El propio presidente Duque no debería permitir que se anden difundiendo informaciones sobre complots contra él, salvo en ocasiones de extrema gravedad en que esté comprometida su seguridad y la de la nación. Por cruel que parezca, otras situaciones similares pero no vitales, constituyen gajes de su oficio de mandatario. Por eso son tan frecuentes en este y en cualquier país. Hace unos días, el fiscal Martínez lanzó una alerta de amenaza contra el jefe de Estado sin dar detalles ni mostrar la identidad de uno solo de los sospechosos. Esta semana, el canciller Carlos Holmes Trujillo, cada vez más engreído y desatinado en su gestión (¿en dónde quedó el Carlos Holmes amable y tolerante?), puso a sus colegas del Grupo de Lima a rechazar un plan fraguado por el régimen de Maduro contra la integridad física de Duque. Diría uno, lego en la materia, que resulta mil veces más efectivo que los cuerpos de inteligencia trabajen en completo sigilo para desactivar ataques asesinos que publicitarlos como lo hace, precisamente, Maduro casi todos los días.

Cosa aparte y casi farandulera es lo que ocurre escalones abajo en los recintos del poder, en donde hay tanto funcionario “importante” que para que uno adquiera cierta notoriedad, tiene que abrirse paso a codazos.

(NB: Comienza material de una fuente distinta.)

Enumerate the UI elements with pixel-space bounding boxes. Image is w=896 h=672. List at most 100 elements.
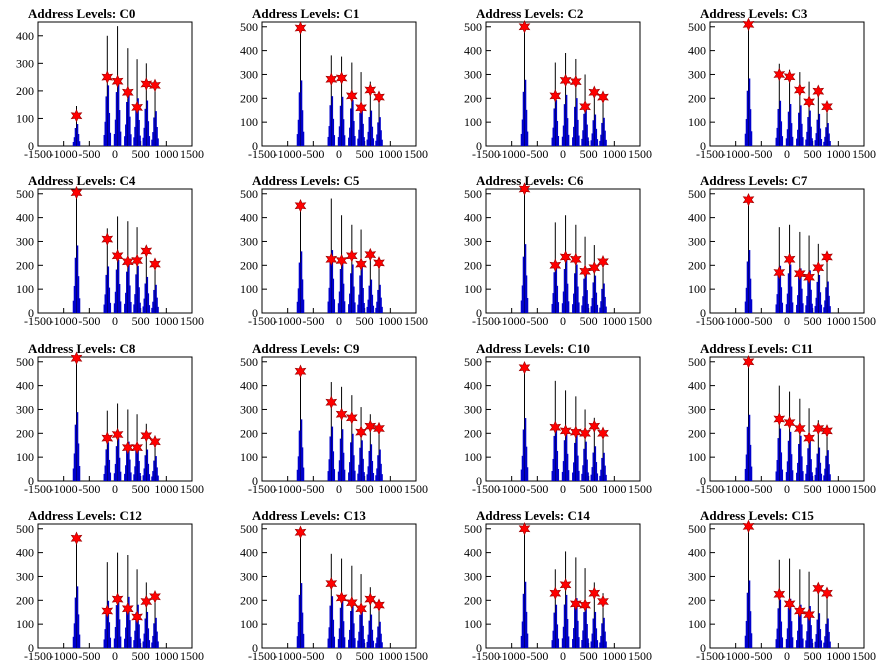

Recuerdo al inefable doctor Cruz, el subsecretario del Senado elegido y reelegido cien veces por su habilidad cortesana, cuando le mintió al Senado en pleno sobre una supuesta agresión que habría sufrido, en junio de 2017, de un equipo periodístico de Noticias Uno, noticiero poco querido en esos salones. Aunque se disculpó cuando se pudo demostrar, con videos, su falsedad, en la audiencia ante la Procuraduría Cruz reiteró su mentira cuando describió su golpazo al camarógrafo “como un choque accidental” y cuando afirmó que su vida emocional había “sido afectada por haber sido expuesta de manera tan infame”: un victimario que fingió ser víctima.

El 1° de mayo pasado, en mitad del agitado debate por las objeciones de Duque a la Ley Estatutaria de la JEP, el secretario general del Senado, Gregorio Eljach, otro “avión” que maneja a su antojo la organización administrativa del Congreso, dejó saber que lo habían amenazado. ¿Quiénes? No lo incluía el mensaje que vía WhatsApp y, curiosamente, desde un número del celular no oculto sino identificado en pantalla, le habría enviado un presunto sicario. No obstante, era obvio que el matón estaría actuando en “representación” de la oposición que quedaba, así, categorizada como asesina. “Pedazo de secretario... llevando las cosas a favor... del gobierno nacional sapo hp te atendrás a las consecuencias...”, decía el texto. Por pura curiosidad periodística, Noticias Uno llamó al número en pantalla. Para nuestra sorpresa, la persona dueña del móvil contestó: una señora humilde que se gana la vida llevando y trayendo documentos de abogados penalistas por toda la ciudad. Ni idea de quién era Eljach ni menos qué era eso de las objeciones. Desde cuando este funcionario permitió su publicación, la señora, que no tiene escoltas como Eljach y quien camina las calles arriba y abajo como los ciudadanos del común, ha recibido decenas de llamadas amenazantes del otro lado. La “víctima” Eljach dijo que “todo estaba solucionado” cuando se le preguntó por el mensaje. Lástima que su “victimaria” esté intimidada por las llamadas del otro lado.

Entre paréntesis. En diciembre de 2017, Eljach denunció otras amenazas después, según dijo, de haber anunciado la votación por el hundimiento de las circunscripciones de paz. Tan conveniente: los autores de las amenazas siempre resultan ser los defensores del Acuerdo de Paz.

Entre paréntesis II. Ninguna persona de bien quiere que Eljach o cualquier otro ciudadano sufra lo que han sufrido miles de colombianos: ataques contra su integridad. Pero hay que tener sentido de la prudencia y, sobre todo, de las proporciones.